In 2003, after a visit to Serbia to study peaceful revolution techniques, Bokeria helped bring Serb activists from the youth movement Otpor! to Georgia to train students in the same techniques. As a result, the youth movement "Kmara" was established, which played a leading role in the November 2003 Rose Revolution. After the Revolution, Bokeria was elected to Parliament where he has authored a number laws to strengthen human rights in Georgia.
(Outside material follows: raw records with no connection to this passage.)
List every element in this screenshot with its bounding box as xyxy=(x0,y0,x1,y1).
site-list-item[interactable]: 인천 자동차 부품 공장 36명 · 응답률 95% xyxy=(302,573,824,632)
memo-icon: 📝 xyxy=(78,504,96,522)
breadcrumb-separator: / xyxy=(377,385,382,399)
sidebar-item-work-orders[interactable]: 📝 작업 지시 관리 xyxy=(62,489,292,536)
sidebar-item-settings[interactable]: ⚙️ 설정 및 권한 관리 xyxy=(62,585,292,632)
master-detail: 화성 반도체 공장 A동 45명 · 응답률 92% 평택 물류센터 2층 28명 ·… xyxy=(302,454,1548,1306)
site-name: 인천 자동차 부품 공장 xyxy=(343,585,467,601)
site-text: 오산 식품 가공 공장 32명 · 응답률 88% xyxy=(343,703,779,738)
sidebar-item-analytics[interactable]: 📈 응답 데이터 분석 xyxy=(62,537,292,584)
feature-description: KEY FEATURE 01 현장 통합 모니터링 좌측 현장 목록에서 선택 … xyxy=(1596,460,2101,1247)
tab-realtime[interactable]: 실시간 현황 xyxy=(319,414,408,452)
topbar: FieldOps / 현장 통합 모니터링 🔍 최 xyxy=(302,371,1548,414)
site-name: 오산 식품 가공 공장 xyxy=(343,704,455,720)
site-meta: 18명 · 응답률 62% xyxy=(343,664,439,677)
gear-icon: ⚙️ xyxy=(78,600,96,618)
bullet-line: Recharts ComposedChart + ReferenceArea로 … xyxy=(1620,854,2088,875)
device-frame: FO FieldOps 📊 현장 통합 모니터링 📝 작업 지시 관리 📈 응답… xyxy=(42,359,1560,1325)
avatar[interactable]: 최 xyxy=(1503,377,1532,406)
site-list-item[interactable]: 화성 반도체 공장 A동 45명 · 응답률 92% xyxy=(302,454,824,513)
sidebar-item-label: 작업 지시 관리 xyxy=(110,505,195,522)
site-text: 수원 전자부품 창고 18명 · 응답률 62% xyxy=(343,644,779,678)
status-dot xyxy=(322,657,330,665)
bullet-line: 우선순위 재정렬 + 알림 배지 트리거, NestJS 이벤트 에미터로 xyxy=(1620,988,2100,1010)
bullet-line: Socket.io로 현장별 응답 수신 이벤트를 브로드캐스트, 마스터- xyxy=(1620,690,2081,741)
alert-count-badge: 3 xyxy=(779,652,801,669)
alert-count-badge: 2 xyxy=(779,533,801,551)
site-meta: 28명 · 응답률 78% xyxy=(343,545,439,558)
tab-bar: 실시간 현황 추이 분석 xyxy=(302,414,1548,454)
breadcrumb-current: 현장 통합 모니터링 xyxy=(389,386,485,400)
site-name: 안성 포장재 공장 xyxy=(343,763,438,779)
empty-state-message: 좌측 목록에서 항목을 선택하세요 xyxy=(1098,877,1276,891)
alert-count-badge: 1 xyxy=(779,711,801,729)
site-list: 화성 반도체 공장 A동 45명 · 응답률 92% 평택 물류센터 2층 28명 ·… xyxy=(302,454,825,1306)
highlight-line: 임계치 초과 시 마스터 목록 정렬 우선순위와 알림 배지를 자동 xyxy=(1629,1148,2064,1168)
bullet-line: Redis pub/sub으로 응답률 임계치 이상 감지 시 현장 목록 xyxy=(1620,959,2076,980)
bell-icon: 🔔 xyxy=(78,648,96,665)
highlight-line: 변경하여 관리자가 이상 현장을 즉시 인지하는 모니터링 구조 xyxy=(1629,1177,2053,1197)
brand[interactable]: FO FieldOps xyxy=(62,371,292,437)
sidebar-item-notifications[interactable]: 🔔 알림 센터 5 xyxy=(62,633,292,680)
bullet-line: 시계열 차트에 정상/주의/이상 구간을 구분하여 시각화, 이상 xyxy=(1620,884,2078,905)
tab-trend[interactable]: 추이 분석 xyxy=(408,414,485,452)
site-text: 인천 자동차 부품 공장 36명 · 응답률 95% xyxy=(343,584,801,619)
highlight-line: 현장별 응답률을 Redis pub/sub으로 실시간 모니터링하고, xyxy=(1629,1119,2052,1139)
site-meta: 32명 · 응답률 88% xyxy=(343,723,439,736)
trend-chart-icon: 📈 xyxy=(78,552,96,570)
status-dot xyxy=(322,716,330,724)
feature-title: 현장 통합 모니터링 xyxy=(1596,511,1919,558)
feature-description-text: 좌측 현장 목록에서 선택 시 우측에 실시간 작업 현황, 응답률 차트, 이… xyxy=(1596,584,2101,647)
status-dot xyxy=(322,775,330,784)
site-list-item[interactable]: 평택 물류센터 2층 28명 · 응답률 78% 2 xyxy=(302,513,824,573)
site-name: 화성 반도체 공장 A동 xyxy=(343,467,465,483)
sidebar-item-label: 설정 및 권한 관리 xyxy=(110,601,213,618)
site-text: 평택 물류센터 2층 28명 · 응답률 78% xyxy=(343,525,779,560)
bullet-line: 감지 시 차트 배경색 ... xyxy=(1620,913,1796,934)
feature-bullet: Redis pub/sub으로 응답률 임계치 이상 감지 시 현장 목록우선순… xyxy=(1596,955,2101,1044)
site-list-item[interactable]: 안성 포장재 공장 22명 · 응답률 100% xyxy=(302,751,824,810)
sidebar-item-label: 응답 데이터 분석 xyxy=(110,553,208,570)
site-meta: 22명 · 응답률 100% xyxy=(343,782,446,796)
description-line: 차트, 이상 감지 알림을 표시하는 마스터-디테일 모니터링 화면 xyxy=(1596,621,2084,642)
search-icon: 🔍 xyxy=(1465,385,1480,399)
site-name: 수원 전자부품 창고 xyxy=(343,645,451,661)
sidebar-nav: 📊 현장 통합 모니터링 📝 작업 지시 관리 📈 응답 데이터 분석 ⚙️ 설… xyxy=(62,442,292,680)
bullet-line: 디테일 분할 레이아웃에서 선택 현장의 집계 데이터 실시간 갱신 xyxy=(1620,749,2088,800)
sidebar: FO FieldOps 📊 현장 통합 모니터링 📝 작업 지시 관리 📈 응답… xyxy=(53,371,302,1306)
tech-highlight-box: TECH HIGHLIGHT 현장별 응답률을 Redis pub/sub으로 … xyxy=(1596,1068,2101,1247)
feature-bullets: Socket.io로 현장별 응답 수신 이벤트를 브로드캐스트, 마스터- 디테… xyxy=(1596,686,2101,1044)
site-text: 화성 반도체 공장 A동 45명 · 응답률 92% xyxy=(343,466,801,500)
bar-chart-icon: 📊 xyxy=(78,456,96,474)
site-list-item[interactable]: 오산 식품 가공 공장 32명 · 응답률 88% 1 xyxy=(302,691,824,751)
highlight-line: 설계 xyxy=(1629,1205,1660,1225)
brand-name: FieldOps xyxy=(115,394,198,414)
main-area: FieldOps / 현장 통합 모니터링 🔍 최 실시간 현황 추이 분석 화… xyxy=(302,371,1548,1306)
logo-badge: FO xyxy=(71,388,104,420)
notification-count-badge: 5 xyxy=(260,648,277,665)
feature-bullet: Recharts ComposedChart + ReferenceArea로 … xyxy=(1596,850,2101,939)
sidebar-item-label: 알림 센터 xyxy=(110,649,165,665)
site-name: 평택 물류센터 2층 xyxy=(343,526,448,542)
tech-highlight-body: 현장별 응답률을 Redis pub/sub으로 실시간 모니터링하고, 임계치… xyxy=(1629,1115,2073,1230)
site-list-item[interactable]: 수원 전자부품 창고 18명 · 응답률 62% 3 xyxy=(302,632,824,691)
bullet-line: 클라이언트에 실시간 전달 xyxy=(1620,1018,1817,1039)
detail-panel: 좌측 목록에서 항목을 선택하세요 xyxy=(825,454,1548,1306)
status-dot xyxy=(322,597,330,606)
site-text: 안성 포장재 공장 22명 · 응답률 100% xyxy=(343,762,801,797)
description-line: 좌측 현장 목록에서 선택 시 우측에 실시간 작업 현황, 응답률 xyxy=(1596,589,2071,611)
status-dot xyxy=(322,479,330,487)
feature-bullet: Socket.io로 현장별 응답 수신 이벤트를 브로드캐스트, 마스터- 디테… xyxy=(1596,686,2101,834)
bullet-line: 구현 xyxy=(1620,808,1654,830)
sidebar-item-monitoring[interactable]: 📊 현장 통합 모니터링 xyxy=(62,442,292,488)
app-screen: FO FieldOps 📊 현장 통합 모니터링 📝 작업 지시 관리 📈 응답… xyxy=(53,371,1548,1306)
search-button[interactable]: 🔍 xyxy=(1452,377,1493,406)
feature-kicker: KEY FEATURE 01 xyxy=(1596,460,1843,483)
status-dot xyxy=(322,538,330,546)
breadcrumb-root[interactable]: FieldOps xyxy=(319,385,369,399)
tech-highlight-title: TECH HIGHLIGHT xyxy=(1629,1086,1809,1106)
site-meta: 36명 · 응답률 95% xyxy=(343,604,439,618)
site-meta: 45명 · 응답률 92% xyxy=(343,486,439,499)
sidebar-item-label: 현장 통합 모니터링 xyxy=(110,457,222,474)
Bokeria was a Member of Parliament from 2004 to 2008. He is the Deputy Chairman of the Committee on Legal Issues and is a Member of Committee on Defense and Security. From 2005 to 2008 he was Vice-President of the Parliamentary Assembly of the Council of Europe (PACE) and he was vice-chairman of the Alliance of Liberals and Democrats for Europe group in the assembly and in 2008 along with United National Movement and later European Georgia - Movement for Liberty he moved to EPP Group. In April 2008, he was moved to the post of deputy Foreign Minister of Georgia, and in November 2010 to Secretary of the National Security Council. He resigned on 15 November 2013 after Georgia elected its new president, Giorgi Margvelashvili. He was succeeded by the Georgian Dream lawmaker Irina Imerlishvili. From 2016 to 2020 he was member of Parliament of Georgia. In 2017 after the split in the United National Movement, together with other former leaders of UNM, Bokeria co-founded the European Georgia - Movement for Liberty party and remained the chairman of the party until his departure in 2024.

== Personal life ==
Bokeria is married to Tamar Chergoleishvili, a former editor-in-chief of the Tbilisi-based magazine Tabula and politician. Bokeria's mother is the chess grandmaster Nana Alexandria.